Residents say they usually have water except for extreme drought conditions, and a stranger will see this manifested soon after entering the community.
The area supplies markets as far away as Kingston with bundles of sweet, juicy sugar cane. But in spite of its name, we did not see any coffee farms.
At a section of the road into Coffee Piece, one can see several lengths of PVC pipe, creatively joined and stretching endlessly to where they are attached to the source of the water in the hills above the district. This culminates at a vantage spot along the roadway. Water runs clear and free.
That is where THE STAR team recently saw livestock farmer Otis Green washing his face after filling plastic containers to load in his pickup truck.
"I come here to get water for my animals all the time and for other purposes, too," he said when asked. "It is not a problem at all. I find it easy because I have the truck.
"I raise pigs, goats, and cows," he continued. "I just sell a cow this morning," he said.
Green has been using the running water source for a long time. The flow never stops and passers-by use it for a quick drink while others come bearing soap and towel to stop for a quick shower.

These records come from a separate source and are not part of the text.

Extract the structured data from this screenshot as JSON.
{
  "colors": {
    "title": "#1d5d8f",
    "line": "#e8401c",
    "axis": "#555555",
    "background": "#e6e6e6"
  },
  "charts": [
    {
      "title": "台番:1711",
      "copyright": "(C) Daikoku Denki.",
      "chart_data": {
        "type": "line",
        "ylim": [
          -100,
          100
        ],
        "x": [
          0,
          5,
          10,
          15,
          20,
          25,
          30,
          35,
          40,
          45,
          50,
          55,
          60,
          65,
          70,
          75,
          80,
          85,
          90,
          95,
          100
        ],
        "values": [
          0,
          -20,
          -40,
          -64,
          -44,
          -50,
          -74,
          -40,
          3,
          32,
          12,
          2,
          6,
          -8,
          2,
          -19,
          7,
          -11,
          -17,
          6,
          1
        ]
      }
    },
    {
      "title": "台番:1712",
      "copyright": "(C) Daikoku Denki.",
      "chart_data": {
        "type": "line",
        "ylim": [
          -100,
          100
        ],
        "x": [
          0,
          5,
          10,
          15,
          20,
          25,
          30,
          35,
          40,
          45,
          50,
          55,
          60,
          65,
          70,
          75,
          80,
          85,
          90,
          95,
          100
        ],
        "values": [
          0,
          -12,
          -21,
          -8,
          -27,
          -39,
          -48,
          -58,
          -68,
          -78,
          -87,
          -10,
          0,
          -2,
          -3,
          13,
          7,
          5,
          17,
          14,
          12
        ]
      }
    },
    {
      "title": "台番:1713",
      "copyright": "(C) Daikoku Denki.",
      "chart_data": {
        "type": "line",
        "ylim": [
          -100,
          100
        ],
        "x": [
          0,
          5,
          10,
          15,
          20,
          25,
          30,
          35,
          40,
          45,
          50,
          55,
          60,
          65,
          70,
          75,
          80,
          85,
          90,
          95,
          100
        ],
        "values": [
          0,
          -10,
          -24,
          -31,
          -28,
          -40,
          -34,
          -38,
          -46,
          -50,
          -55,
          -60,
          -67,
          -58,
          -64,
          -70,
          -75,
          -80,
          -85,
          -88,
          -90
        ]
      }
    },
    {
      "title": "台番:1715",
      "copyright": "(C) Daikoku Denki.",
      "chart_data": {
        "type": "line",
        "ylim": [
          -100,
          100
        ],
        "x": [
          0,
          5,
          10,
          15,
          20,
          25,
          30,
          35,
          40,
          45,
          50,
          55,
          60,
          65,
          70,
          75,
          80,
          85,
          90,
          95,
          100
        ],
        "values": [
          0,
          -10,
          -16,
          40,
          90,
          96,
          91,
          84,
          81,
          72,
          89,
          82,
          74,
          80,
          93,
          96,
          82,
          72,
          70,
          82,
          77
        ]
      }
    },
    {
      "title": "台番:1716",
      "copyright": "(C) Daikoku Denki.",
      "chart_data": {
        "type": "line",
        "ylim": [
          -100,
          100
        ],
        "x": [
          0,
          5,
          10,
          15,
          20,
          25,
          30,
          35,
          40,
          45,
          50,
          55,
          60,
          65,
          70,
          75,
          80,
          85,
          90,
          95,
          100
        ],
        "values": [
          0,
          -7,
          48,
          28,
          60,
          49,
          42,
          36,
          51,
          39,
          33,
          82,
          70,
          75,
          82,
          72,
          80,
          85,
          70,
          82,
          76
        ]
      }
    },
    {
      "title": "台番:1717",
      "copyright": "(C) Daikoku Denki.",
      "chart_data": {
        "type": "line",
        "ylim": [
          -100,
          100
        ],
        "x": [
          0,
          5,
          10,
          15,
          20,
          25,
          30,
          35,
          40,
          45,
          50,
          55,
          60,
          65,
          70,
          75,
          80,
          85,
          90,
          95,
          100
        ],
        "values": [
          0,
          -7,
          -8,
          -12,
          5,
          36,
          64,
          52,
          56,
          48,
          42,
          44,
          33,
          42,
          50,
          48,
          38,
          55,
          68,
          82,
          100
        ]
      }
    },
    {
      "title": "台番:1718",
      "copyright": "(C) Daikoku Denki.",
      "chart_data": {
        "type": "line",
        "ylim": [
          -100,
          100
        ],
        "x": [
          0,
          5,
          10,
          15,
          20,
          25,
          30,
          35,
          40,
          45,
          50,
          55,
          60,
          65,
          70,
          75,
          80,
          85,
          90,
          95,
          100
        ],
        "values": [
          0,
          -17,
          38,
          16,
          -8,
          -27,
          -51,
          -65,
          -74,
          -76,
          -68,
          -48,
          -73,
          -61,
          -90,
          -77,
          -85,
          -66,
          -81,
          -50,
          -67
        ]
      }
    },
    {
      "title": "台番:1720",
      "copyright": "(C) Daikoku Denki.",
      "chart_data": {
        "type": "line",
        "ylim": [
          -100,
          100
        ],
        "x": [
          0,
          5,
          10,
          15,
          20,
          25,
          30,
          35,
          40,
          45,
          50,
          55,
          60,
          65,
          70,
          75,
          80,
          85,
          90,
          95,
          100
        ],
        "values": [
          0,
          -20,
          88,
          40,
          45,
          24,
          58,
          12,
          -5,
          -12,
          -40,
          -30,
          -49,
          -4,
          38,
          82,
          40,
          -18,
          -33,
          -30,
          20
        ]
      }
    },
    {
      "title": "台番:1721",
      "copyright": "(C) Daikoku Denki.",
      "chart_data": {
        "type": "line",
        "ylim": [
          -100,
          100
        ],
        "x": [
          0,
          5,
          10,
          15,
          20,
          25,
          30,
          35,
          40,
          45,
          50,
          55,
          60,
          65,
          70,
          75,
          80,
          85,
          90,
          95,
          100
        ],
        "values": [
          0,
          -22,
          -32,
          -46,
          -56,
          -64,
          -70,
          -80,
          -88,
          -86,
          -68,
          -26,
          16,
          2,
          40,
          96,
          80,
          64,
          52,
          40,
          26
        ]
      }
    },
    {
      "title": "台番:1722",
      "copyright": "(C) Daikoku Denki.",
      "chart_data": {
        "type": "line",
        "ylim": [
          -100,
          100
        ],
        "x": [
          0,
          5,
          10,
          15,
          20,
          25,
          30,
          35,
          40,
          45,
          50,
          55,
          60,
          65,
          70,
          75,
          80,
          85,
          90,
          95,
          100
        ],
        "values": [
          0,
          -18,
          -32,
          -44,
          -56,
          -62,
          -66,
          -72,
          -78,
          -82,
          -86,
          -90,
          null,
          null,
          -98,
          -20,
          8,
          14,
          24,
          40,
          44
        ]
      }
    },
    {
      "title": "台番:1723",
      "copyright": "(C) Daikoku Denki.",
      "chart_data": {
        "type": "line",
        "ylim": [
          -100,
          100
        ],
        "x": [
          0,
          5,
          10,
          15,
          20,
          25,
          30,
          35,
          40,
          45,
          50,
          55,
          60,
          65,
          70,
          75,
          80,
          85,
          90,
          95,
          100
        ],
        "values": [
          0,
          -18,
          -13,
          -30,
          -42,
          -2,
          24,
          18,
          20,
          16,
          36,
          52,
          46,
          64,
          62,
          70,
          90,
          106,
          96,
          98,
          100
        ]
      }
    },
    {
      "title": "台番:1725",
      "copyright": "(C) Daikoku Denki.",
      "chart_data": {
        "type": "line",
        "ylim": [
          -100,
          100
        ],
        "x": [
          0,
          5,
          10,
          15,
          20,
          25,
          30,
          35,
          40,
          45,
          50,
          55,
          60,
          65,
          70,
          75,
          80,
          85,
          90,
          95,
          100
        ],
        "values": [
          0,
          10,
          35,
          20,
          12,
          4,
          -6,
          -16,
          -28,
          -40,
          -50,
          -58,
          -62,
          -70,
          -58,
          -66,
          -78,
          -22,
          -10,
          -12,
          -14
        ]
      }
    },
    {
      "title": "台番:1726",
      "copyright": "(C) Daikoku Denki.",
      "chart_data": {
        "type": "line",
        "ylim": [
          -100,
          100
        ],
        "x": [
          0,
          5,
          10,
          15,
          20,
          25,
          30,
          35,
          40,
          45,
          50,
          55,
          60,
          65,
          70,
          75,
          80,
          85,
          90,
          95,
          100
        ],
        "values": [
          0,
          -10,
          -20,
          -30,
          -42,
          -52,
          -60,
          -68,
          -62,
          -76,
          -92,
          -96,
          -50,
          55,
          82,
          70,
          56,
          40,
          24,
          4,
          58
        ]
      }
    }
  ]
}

"This is the real thing. Is pure water. It come from the spring. It good, man. It good," he said.
Others bring containers of all sizes to catch the precious commodity, and some even bring their laundry, choose a comfortable spot near the source, and proceed to wash to their heart's content. If the sun permits, the clothes will be dry before they get home. Otherwise, the water is left to run off into the bushes across the road.
The other creative source of water supply for the community is a pipe affixed to a concrete post whose height rivals the light posts nearby. The post stands close to the centre of the district and can be seen by persons in the shop across the street. This water source, THE STAR was told, is controlled with a lock-off valve and residents have to pay it. Our request to meet the key holder was met with, "Him not here now," and upon close examination, the tap could not be opened. This is not your regular standpipe at all.